What scientists have done in the case of COVID-19 is they have used the body's method of using mRNA to get the body to build a special protein that is called the "spike protein". While the technology of pretty much every previous vaccine was to inject the body with some weakened form of the virus you were supposed to be getting protection from, these new vaccines have mRNA blueprints of the "spike protein", which mimics the form of the actual virus. In both cases, your immune system reacts as though it is infected, and fights off the infection, but has the advantage of not actually fighting a live, dangerous virus.

Unlike what many people have either outright said or merely implied, this process *is* creating a form of natural immunity. Your immune system is learning what it's like to have an infection so that if it gets another infection (this time a "real" one) it has the tools to fight it in the form of antibodies. Contrary to what most people think, vaccines were never about stopping you from getting infected; they were about teaching your immune system to deal with an infection effectively.

Now yes, there is a downside in the case of COVID-19, and it's similar to the problem with the flu vaccine. No vaccine is 100% effective, but in the case of some diseases, the effectiveness is actually quite a ways off from 100%. The flu is a disease that frequently mutates, and will tend to come back different every flu season. So if you get a flu vaccine, it actually is a vaccine against two or three variants of the flu virus that scientists are expecting to be going around. Like the flu, the COVID virus has done a lot of mutating, and there are a lot of variants. The COVID-19 mRNA vaccines are only designed to help your immune system fight off the variants that existed at the time the vaccine was developed, so, yes, a vaccinated person can get COVID.

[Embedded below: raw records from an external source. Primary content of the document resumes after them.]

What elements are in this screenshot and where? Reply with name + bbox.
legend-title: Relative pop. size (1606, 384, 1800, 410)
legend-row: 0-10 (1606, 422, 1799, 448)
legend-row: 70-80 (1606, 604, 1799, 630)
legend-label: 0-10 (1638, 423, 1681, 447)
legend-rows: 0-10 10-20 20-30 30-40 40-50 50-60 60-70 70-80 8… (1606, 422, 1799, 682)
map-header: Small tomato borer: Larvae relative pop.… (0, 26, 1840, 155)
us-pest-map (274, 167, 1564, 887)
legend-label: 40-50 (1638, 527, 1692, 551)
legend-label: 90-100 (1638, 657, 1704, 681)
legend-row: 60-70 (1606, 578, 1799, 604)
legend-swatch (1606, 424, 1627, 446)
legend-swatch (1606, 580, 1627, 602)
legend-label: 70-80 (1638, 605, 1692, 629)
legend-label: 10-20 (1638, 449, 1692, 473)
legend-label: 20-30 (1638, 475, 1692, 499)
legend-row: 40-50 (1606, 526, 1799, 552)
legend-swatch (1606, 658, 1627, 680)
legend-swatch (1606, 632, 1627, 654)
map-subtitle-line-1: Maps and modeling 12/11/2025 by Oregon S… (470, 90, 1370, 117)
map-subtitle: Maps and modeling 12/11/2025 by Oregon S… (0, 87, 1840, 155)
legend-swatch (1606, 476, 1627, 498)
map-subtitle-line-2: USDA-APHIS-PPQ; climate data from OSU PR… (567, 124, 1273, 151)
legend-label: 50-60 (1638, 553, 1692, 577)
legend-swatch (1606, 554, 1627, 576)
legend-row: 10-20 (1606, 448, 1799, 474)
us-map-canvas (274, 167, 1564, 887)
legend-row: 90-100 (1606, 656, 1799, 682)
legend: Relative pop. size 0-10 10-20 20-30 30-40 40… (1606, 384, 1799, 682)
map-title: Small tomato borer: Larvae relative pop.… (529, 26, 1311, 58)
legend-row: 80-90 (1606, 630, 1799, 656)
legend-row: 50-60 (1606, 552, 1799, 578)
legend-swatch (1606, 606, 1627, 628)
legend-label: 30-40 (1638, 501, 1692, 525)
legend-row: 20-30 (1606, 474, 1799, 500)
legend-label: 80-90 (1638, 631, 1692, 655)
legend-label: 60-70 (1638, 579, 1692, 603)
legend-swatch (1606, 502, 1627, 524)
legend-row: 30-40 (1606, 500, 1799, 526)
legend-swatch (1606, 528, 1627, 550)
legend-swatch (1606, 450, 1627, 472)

The good part of this, and a big part of the reason doctors are suggesting getting the vaccine even if you've been infected, is that while the vaccine won't stop you from getting infected, it still has been shown to help you fight the virus so that your infection is less severe than it likely would have been without the vaccine.

As for what happens in your body when you actually get the vaccine, the mRNA in the vaccine goes to your cells and without entering them, it delivers the message to build the spike protein. Having delivered the message, it naturally breaks up and dissolves like every mRNA in your body. When the spike protein is built, your immune system reacts, knowing immediately that this protein is not one that belongs. It figures out how to break it down and eat it, which is exactly what it will do to the virus if it encounters it later. So within about 48 hours or so, there is nothing left from the vaccine but the knowledge of how to fight the virus.